- ‘Lampu hijau’ pembahasan Rancangan Undang-undang (RUU) Masyarakat Adat muncul kembali di DPR. Tetapi, harus ada penegasan substansi supaya proses ada kejelasan dan tidak berlarut.
- Martin Manurung, Wakil Ketua Badan Legislasi (Baleg) DPR RI, mengatakan hal itu dalam sebuah diskusi di Jakarta, Senin (26/5/2025). Dia bilang, sinyal itu datang dari pimpinan DPR RI yang sampaikan dukungan dan persetujuan untuk mulai proses pembahasan RUU Masyarakat Adat, dalam sebuah rapat pertengahan April lalu.
- Yance Arizona, akademisi Universitas Gajah Mada, bilang, RUU Masyarakat Adat seharusnya jadi alat untuk melawan kolonisasi. Soalnya, meski Indonesia telah merdeka, tetapi sampai hari ini masyarakat adat masih terjajah dengan adanya konsesi-konsesi di hutan adat mereka.
- Erasmus Cahyadi, Deputi II Sekjen bidang Advokasi dan Politik Aliansi Masyarakat Adat Nusantara (AMAN), menyatakan, setuju dengan prosedur pengakuan masyarakat adat yang bersifat administratif dan sederhana. Namun, proses itu harus akuntabel dan mengacu deklarasi PBB tentang masyarakat adat.
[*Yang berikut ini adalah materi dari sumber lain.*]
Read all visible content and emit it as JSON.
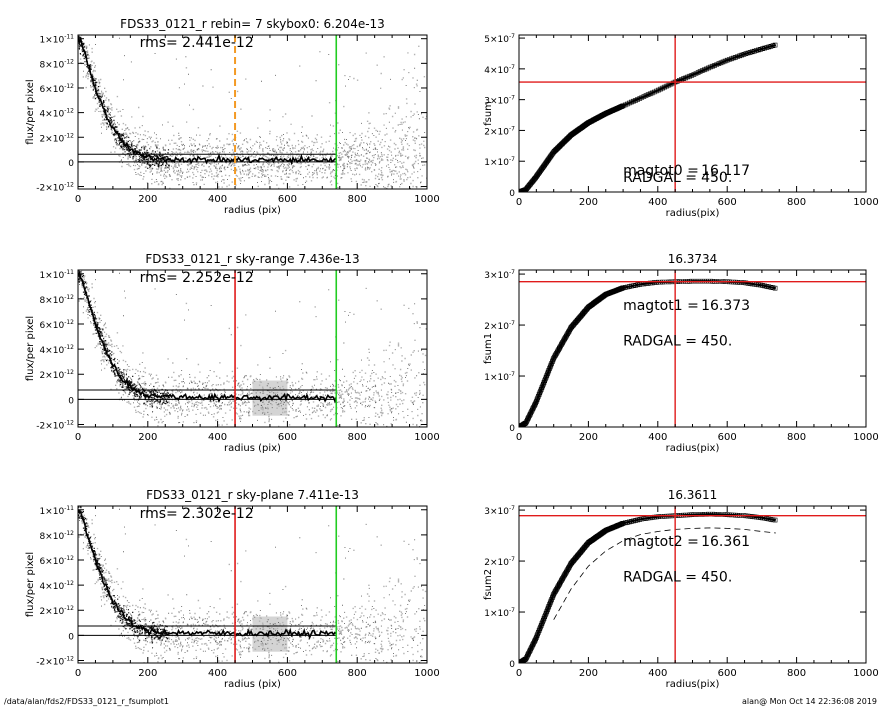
{
  "footer": {
    "path": "/data/alan/fds2/FDS33_0121_r_fsumplot1",
    "stamp": "alan@  Mon Oct 14 22:36:08 2019"
  },
  "colors": {
    "red": "#e01b1b",
    "green": "#22cc22",
    "orange": "#f39a24",
    "scatter_light": "#b3b3b3",
    "scatter_dark": "#555555"
  },
  "chart_data": [
    {
      "type": "scatter",
      "title": "FDS33_0121_r rebin= 7    skybox0:  6.204e-13",
      "annotation": "rms= 2.441e-12",
      "xlabel": "radius (pix)",
      "ylabel": "flux/per pixel",
      "xlim": [
        0,
        1000
      ],
      "ylim": [
        -2.2e-12,
        1.03e-11
      ],
      "xticks": [
        "0",
        "200",
        "400",
        "600",
        "800",
        "1000"
      ],
      "yticks": [
        {
          "v": -2e-12,
          "m": "-2×10",
          "e": "-12"
        },
        {
          "v": 0,
          "m": "0",
          "e": ""
        },
        {
          "v": 2e-12,
          "m": "2×10",
          "e": "-12"
        },
        {
          "v": 4e-12,
          "m": "4×10",
          "e": "-12"
        },
        {
          "v": 6e-12,
          "m": "6×10",
          "e": "-12"
        },
        {
          "v": 8e-12,
          "m": "8×10",
          "e": "-12"
        },
        {
          "v": 1e-11,
          "m": "1×10",
          "e": "-11"
        }
      ],
      "profile": {
        "x": [
          0,
          10,
          25,
          50,
          75,
          100,
          125,
          150,
          175,
          200,
          250,
          300,
          400,
          500,
          600,
          740
        ],
        "y": [
          1e-11,
          9.6e-12,
          8.2e-12,
          6e-12,
          4.2e-12,
          2.7e-12,
          1.7e-12,
          1e-12,
          6e-13,
          3.5e-13,
          2.3e-13,
          2e-13,
          1.6e-13,
          1.6e-13,
          1.5e-13,
          1.5e-13
        ]
      },
      "hlines": [
        6.204e-13,
        0
      ],
      "vlines": [
        {
          "x": 450,
          "color": "#f39a24",
          "dash": true
        },
        {
          "x": 740,
          "color": "#22cc22",
          "dash": false
        }
      ],
      "band": null
    },
    {
      "type": "scatter",
      "title": "FDS33_0121_r sky-range  7.436e-13",
      "annotation": "rms= 2.252e-12",
      "xlabel": "radius (pix)",
      "ylabel": "flux/per pixel",
      "xlim": [
        0,
        1000
      ],
      "ylim": [
        -2.2e-12,
        1.03e-11
      ],
      "xticks": [
        "0",
        "200",
        "400",
        "600",
        "800",
        "1000"
      ],
      "yticks": [
        {
          "v": -2e-12,
          "m": "-2×10",
          "e": "-12"
        },
        {
          "v": 0,
          "m": "0",
          "e": ""
        },
        {
          "v": 2e-12,
          "m": "2×10",
          "e": "-12"
        },
        {
          "v": 4e-12,
          "m": "4×10",
          "e": "-12"
        },
        {
          "v": 6e-12,
          "m": "6×10",
          "e": "-12"
        },
        {
          "v": 8e-12,
          "m": "8×10",
          "e": "-12"
        },
        {
          "v": 1e-11,
          "m": "1×10",
          "e": "-11"
        }
      ],
      "profile": {
        "x": [
          0,
          10,
          25,
          50,
          75,
          100,
          125,
          150,
          175,
          200,
          250,
          300,
          400,
          500,
          600,
          740
        ],
        "y": [
          1e-11,
          9.6e-12,
          8.2e-12,
          6e-12,
          4.2e-12,
          2.7e-12,
          1.7e-12,
          1e-12,
          6e-13,
          3.5e-13,
          2.3e-13,
          2e-13,
          1.6e-13,
          1.6e-13,
          1.5e-13,
          1.5e-13
        ]
      },
      "hlines": [
        7.436e-13,
        0
      ],
      "vlines": [
        {
          "x": 450,
          "color": "#e01b1b",
          "dash": false
        },
        {
          "x": 740,
          "color": "#22cc22",
          "dash": false
        }
      ],
      "band": [
        500,
        600
      ]
    },
    {
      "type": "scatter",
      "title": "FDS33_0121_r sky-plane  7.411e-13",
      "annotation": "rms= 2.302e-12",
      "xlabel": "radius (pix)",
      "ylabel": "flux/per pixel",
      "xlim": [
        0,
        1000
      ],
      "ylim": [
        -2.2e-12,
        1.03e-11
      ],
      "xticks": [
        "0",
        "200",
        "400",
        "600",
        "800",
        "1000"
      ],
      "yticks": [
        {
          "v": -2e-12,
          "m": "-2×10",
          "e": "-12"
        },
        {
          "v": 0,
          "m": "0",
          "e": ""
        },
        {
          "v": 2e-12,
          "m": "2×10",
          "e": "-12"
        },
        {
          "v": 4e-12,
          "m": "4×10",
          "e": "-12"
        },
        {
          "v": 6e-12,
          "m": "6×10",
          "e": "-12"
        },
        {
          "v": 8e-12,
          "m": "8×10",
          "e": "-12"
        },
        {
          "v": 1e-11,
          "m": "1×10",
          "e": "-11"
        }
      ],
      "profile": {
        "x": [
          0,
          10,
          25,
          50,
          75,
          100,
          125,
          150,
          175,
          200,
          250,
          300,
          400,
          500,
          600,
          740
        ],
        "y": [
          1e-11,
          9.6e-12,
          8.2e-12,
          6e-12,
          4.2e-12,
          2.7e-12,
          1.7e-12,
          1e-12,
          6e-13,
          3.5e-13,
          2.3e-13,
          2e-13,
          1.6e-13,
          1.6e-13,
          1.5e-13,
          1.5e-13
        ]
      },
      "hlines": [
        7.411e-13,
        0
      ],
      "vlines": [
        {
          "x": 450,
          "color": "#e01b1b",
          "dash": false
        },
        {
          "x": 740,
          "color": "#22cc22",
          "dash": false
        }
      ],
      "band": [
        500,
        600
      ]
    },
    {
      "type": "line",
      "title": "",
      "xlabel": "radius(pix)",
      "ylabel": "fsum",
      "xlim": [
        0,
        1000
      ],
      "ylim": [
        0,
        5.1e-07
      ],
      "xticks": [
        "0",
        "200",
        "400",
        "600",
        "800",
        "1000"
      ],
      "yticks": [
        {
          "v": 0,
          "m": "0",
          "e": ""
        },
        {
          "v": 1e-07,
          "m": "1×10",
          "e": "-7"
        },
        {
          "v": 2e-07,
          "m": "2×10",
          "e": "-7"
        },
        {
          "v": 3e-07,
          "m": "3×10",
          "e": "-7"
        },
        {
          "v": 4e-07,
          "m": "4×10",
          "e": "-7"
        },
        {
          "v": 5e-07,
          "m": "5×10",
          "e": "-7"
        }
      ],
      "curve": {
        "x": [
          0,
          20,
          50,
          100,
          150,
          200,
          250,
          300,
          350,
          400,
          450,
          500,
          550,
          600,
          650,
          700,
          740
        ],
        "y": [
          0,
          8e-09,
          5e-08,
          1.3e-07,
          1.85e-07,
          2.25e-07,
          2.55e-07,
          2.8e-07,
          3.05e-07,
          3.3e-07,
          3.57e-07,
          3.8e-07,
          4.05e-07,
          4.28e-07,
          4.48e-07,
          4.65e-07,
          4.78e-07
        ]
      },
      "dashed_curve": null,
      "crosshair": {
        "x": 450,
        "y": 3.57e-07
      },
      "labels": [
        {
          "key": "magtot0 =",
          "value": "16.117",
          "at": [
            300,
            5.6e-08
          ]
        },
        {
          "key": "RADGAL =",
          "value": "450.",
          "at": [
            300,
            3.2e-08
          ]
        }
      ]
    },
    {
      "type": "line",
      "title": "16.3734",
      "xlabel": "radius(pix)",
      "ylabel": "fsum1",
      "xlim": [
        0,
        1000
      ],
      "ylim": [
        0,
        3.08e-07
      ],
      "xticks": [
        "0",
        "200",
        "400",
        "600",
        "800",
        "1000"
      ],
      "yticks": [
        {
          "v": 0,
          "m": "0",
          "e": ""
        },
        {
          "v": 1e-07,
          "m": "1×10",
          "e": "-7"
        },
        {
          "v": 2e-07,
          "m": "2×10",
          "e": "-7"
        },
        {
          "v": 3e-07,
          "m": "3×10",
          "e": "-7"
        }
      ],
      "curve": {
        "x": [
          0,
          20,
          50,
          100,
          150,
          200,
          250,
          300,
          350,
          400,
          450,
          500,
          550,
          600,
          650,
          700,
          740
        ],
        "y": [
          0,
          8e-09,
          5e-08,
          1.35e-07,
          1.95e-07,
          2.35e-07,
          2.6e-07,
          2.73e-07,
          2.8e-07,
          2.84e-07,
          2.85e-07,
          2.86e-07,
          2.86e-07,
          2.85e-07,
          2.83e-07,
          2.78e-07,
          2.72e-07
        ]
      },
      "dashed_curve": null,
      "crosshair": {
        "x": 450,
        "y": 2.85e-07
      },
      "labels": [
        {
          "key": "magtot1 =",
          "value": "16.373",
          "at": [
            300,
            2.3e-07
          ]
        },
        {
          "key": "RADGAL =",
          "value": "450.",
          "at": [
            300,
            1.6e-07
          ]
        }
      ]
    },
    {
      "type": "line",
      "title": "16.3611",
      "xlabel": "radius(pix)",
      "ylabel": "fsum2",
      "xlim": [
        0,
        1000
      ],
      "ylim": [
        0,
        3.08e-07
      ],
      "xticks": [
        "0",
        "200",
        "400",
        "600",
        "800",
        "1000"
      ],
      "yticks": [
        {
          "v": 0,
          "m": "0",
          "e": ""
        },
        {
          "v": 1e-07,
          "m": "1×10",
          "e": "-7"
        },
        {
          "v": 2e-07,
          "m": "2×10",
          "e": "-7"
        },
        {
          "v": 3e-07,
          "m": "3×10",
          "e": "-7"
        }
      ],
      "curve": {
        "x": [
          0,
          20,
          50,
          100,
          150,
          200,
          250,
          300,
          350,
          400,
          450,
          500,
          550,
          600,
          650,
          700,
          740
        ],
        "y": [
          0,
          8e-09,
          5e-08,
          1.35e-07,
          1.95e-07,
          2.36e-07,
          2.6e-07,
          2.74e-07,
          2.82e-07,
          2.87e-07,
          2.89e-07,
          2.91e-07,
          2.92e-07,
          2.91e-07,
          2.89e-07,
          2.85e-07,
          2.8e-07
        ]
      },
      "dashed_curve": {
        "x": [
          100,
          150,
          200,
          250,
          300,
          350,
          400,
          450,
          500,
          550,
          600,
          650,
          700,
          740
        ],
        "y": [
          8.5e-08,
          1.45e-07,
          1.9e-07,
          2.2e-07,
          2.4e-07,
          2.52e-07,
          2.58e-07,
          2.62e-07,
          2.64e-07,
          2.65e-07,
          2.64e-07,
          2.62e-07,
          2.58e-07,
          2.55e-07
        ]
      },
      "crosshair": {
        "x": 450,
        "y": 2.89e-07
      },
      "labels": [
        {
          "key": "magtot2 =",
          "value": "16.361",
          "at": [
            300,
            2.3e-07
          ]
        },
        {
          "key": "RADGAL =",
          "value": "450.",
          "at": [
            300,
            1.6e-07
          ]
        }
      ]
    }
  ]
}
‘Lampu hijau’ pembahasan Rancangan Undang-undang (RUU) Masyarakat Adat muncul kembali di DPR. Tetapi, harus ada penegasan substansi supaya proses ada kejelasan dan tidak berlarut.
Martin Manurung, Wakil Ketua Badan Legislasi (Baleg) DPR mengatakan hal itu dalam diskusi di Jakarta, Senin (26/5/25). Dia bilang, sinyal itu datang dari pimpinan DPR yang sampaikan dukungan dan persetujuan untuk mulai proses pembahasan RUU Masyarakat Adat, dalam rapat pertengahan April lalu.
Dengan ‘lampu hijau’ itu, Dia minta akademisi dan organisasi masyarakat sipil beri dukungan melalui identifikasi batasan norma. Selama ini ruang lingkup masalah menyangkut masyarakat adat terlalu luas dan memengaruhi pembahasan RUU
Contoh, pembahasan ihwal pengakuan, ekspresi budaya, kepercayaan yang tidak dilindungi negara, bahasa yang hilang atau terancam hilang tiap tahun, hingga masalah-masalah terkait agraria. Luasnya ruang itu akan bikin durasi pembahasan RUU jadi lebih panjang. Menurut dia, penting ada identifikasi dan pembatasan norma untuk percepatan pembahasan.
“Kalau kita punya batasan, pasti akan cepat. Di sinilah kawan-kawan akademisi dan NGO buat ‘bandul’ itu. Sehingga kami di parlemen tahu batas-batasnya.”
Identifikasi dan pembatasan lingkup peraturan juga berguna sebagai bahan merumuskan ulang naskah akademik yang relevan dengan kondisi terkini. Apalagi, dalam beberapa waktu belakangan, ada perubahan struktur dan nomenklatur di pemerintahan.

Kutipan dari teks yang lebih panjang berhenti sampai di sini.